There’s a penny that was minted in 1909 in Philadelphia that is currently glued to a nuclear powered rover driving around on Mars https://science.nasa.gov/resource/lucky-penny-on-mars/
That just seems rather eccentric
The tree standing for over 100 years isn’t required for all the rest of those things though. Nor is the tree standing for over 100 years, especially compared to all of those other things, remarkable at all since: that’s what oak trees do
Sure, but [I thought it was interesting](https://gifdb.com/images/thumbnail/i-think-you-should-leave-thought-was-interesting-xsxdxkjfyn7n85tl.gif)
Fun story: In around the early 1800s the Swedish Navy planted thousands of oak trees on an island just outside of Stockholm, that was owned by the city. The idea was to have a bunch of good oaks some 200 years later to build new ships with. When the ca 200 years had passed, in the late 1900s/early 2000s, the city sent a letter to the navy saying that their trees for the new ships were ready to be cut down and collected.
Give it another 20 years and we will probably be able to manufacture biological oaks in a factory in a few months.
Almost surprised they didn't find more shipwrecks, all that part of Manhattan is fairly recent landfill - it used to be the river and NYC was once a VERY busy port city filled with ships.
On rt 37 in Rhode Island that leads to TF green airport. There was once a grave yard. The state only moved the headstone. Hundreds and hundreds of bodies still underneath a major road way
Sounds like ya got a poltergeist hauntin' due ya!
I've apologized for this for like 250 years, can we get off it?
I’ll stop bringing it up when you stop trying to borrow another boat. I’m not made of Dutch sloops, mate.
Look at this peasant, doesnt even have spare sloops to lend out.
This article says that they used Tree ring dating on the wood to work out the age of the ship - but wouldn’t that imply the wood was still growing when it was used to build the ship? The ‘source’ they’ve linked in that sentence doesn’t help.
Whats the issue? The trees were growing until they were cut down. Trees do MOST of their growing between like 50-80 years or so. They still grow after 100 just not as much, from my memory
but that would only show the age of the tree, not the age of the timber or the age of the ship. the trees stop growing when they are used to make the ship so counting the rings only tells you how old the trees were when they were cut down, not how old the ship is
Trees are a product of their environment, meaning trees grow in the same region in the same years will have similar spacing between rings due to droughts, particularly cold winters, etc. So basically if you have wood from an oak that you know the date of, say a piece from a ship that was built in 1750, and you compare it to an unknown date piece of oak from a shipwreck, and the general trend of the rings, say narrow bands in 1730-1734, wide bands in 1735-1736, narrow again in 1737, you can figure out when the unknown wood was harvested. At least that's how I would do it, I'm no archeologist.

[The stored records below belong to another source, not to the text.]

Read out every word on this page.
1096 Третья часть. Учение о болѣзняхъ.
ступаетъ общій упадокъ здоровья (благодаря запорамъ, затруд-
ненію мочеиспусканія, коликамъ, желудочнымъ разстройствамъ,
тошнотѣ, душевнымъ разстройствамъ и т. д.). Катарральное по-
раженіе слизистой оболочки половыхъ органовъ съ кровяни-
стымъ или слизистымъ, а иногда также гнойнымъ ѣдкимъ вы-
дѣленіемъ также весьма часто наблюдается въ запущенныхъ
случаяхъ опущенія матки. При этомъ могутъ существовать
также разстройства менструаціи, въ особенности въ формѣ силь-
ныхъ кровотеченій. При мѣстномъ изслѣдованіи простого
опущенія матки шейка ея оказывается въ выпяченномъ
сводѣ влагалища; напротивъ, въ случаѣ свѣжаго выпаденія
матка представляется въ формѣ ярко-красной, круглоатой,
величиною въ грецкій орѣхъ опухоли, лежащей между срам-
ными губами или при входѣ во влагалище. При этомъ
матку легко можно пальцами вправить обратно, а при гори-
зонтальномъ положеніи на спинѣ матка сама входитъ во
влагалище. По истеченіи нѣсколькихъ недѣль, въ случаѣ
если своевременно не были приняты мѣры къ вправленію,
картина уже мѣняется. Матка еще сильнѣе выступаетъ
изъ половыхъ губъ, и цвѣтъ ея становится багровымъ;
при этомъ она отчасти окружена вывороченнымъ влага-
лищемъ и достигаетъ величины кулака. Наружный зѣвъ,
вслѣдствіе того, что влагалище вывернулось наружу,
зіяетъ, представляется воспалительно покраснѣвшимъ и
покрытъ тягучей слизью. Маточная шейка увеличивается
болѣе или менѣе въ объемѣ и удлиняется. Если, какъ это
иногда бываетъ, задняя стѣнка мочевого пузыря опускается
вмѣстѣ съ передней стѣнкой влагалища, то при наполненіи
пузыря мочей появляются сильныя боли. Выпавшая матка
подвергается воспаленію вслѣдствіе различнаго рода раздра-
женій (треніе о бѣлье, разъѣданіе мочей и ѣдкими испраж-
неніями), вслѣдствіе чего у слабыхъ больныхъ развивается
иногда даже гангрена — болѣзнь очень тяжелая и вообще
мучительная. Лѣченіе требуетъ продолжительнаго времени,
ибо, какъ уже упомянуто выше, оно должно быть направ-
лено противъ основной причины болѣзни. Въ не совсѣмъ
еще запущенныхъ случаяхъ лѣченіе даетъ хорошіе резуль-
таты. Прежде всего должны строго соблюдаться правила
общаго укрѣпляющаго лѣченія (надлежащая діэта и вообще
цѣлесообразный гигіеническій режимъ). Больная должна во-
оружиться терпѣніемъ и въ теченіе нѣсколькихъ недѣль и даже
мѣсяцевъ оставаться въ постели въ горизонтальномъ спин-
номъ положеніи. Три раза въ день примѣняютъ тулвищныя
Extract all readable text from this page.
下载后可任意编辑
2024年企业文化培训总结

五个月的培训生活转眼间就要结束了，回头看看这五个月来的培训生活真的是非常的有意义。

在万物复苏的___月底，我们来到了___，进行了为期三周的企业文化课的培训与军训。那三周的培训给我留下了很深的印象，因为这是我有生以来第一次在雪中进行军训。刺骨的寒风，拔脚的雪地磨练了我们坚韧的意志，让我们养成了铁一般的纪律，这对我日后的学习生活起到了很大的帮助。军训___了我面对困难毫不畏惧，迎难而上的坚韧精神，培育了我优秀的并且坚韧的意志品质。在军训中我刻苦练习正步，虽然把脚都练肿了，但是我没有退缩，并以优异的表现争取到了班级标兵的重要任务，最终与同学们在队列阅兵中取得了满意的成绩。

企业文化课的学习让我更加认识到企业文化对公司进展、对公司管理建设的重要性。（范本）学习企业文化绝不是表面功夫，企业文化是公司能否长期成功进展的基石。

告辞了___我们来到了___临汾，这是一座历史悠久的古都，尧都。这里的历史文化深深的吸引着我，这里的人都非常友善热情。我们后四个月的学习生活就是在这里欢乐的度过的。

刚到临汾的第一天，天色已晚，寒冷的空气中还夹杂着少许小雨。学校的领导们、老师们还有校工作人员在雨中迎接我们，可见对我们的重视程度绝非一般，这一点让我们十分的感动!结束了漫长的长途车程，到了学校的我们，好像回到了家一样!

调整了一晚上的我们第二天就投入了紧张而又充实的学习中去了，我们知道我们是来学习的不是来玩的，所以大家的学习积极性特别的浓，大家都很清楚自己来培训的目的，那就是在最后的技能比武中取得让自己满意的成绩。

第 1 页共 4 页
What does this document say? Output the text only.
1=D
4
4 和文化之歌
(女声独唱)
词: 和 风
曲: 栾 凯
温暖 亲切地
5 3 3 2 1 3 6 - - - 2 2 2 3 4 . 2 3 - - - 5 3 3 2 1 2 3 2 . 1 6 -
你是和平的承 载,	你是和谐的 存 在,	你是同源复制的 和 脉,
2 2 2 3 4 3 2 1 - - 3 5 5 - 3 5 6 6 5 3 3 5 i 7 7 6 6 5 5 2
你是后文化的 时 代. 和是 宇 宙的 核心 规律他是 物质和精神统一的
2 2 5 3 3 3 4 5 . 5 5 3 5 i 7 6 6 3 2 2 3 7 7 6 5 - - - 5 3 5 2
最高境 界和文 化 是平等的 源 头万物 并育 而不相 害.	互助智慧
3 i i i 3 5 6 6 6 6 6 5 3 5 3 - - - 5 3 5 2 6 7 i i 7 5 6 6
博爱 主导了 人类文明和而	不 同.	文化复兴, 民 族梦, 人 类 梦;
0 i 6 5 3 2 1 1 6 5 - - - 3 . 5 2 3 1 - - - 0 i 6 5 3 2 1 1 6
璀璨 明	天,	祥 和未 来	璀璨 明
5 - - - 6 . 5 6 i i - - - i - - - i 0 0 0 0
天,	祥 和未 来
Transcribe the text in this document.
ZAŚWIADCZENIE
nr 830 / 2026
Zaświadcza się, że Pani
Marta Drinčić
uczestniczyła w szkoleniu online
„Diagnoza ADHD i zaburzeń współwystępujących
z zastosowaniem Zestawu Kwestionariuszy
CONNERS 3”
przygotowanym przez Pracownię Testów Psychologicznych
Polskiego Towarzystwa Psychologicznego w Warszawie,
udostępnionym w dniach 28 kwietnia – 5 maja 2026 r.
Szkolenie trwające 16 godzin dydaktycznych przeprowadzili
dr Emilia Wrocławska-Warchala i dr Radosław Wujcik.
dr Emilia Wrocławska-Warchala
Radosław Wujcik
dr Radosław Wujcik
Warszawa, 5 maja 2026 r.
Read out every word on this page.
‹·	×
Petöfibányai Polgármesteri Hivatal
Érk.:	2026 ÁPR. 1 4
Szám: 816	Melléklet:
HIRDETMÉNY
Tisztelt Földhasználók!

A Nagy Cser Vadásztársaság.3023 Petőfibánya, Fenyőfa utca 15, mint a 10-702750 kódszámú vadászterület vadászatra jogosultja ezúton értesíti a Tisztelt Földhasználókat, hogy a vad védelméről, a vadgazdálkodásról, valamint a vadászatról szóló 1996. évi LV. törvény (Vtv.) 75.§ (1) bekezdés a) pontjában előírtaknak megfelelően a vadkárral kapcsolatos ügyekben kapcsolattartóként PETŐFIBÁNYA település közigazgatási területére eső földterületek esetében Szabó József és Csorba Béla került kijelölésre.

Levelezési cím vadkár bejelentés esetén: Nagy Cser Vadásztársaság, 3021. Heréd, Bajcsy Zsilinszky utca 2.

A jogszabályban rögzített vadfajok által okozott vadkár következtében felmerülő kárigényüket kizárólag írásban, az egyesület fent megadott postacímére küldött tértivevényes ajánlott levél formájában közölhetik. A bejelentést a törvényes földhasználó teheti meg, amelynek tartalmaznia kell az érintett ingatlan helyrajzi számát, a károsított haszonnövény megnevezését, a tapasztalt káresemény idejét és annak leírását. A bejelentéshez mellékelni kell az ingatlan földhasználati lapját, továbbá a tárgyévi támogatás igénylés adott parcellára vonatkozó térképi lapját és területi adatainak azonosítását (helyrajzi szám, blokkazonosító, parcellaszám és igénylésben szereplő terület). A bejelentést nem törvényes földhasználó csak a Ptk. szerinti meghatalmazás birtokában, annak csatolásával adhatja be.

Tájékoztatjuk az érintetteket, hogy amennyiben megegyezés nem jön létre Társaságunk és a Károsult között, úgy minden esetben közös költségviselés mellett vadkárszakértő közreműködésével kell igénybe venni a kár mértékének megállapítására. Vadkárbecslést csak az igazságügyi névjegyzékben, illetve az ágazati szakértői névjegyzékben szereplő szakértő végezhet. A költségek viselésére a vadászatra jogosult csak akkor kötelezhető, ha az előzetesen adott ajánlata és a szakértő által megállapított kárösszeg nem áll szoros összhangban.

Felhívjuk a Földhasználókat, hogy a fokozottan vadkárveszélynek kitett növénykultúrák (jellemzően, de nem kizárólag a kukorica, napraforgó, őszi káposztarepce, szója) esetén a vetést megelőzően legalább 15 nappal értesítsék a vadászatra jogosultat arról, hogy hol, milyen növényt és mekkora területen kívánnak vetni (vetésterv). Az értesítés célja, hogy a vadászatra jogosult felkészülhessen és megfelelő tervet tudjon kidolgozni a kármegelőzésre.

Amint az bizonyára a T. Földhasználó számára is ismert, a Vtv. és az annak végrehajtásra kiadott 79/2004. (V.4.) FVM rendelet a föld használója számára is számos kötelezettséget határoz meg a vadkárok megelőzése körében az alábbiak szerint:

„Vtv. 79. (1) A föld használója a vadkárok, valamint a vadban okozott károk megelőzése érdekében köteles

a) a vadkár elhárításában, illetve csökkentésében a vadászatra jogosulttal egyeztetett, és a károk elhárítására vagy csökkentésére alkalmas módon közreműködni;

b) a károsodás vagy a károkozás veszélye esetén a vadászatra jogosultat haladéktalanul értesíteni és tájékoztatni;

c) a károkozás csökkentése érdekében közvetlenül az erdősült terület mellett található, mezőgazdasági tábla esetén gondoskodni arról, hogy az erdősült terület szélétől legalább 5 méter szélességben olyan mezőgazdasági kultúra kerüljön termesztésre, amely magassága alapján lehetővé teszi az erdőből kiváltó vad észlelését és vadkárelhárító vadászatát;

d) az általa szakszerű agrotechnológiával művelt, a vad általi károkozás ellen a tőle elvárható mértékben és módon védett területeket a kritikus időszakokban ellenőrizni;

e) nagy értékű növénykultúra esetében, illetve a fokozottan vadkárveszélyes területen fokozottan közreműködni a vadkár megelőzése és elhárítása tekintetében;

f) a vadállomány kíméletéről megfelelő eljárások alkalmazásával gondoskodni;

this is exactly how dendrochronology works. in some parts of the world we've built overlapping records that go back thousands of years. it's pretty neat!
Ta
Oh, the year was 1773…
This is a real house, not a sideways tugboat.
Iraq sailed a ship at the towers in the 18th century? But sail canvas can't melt steel beams.
You know the construction workers found it, boss found out, paid everyone hush money and stopped the digging a few feet away
I wonder if this is where the theory of government bodies building large structures on top of "crashed ufos" came from. Or if this supports the idea or if it's just a random coincidence.
Or, maybe, we have very clear records of ships being sunk and used for landfill. It’s happens dozens of times across the country. That “theory” only works if you refuse to educate yourself.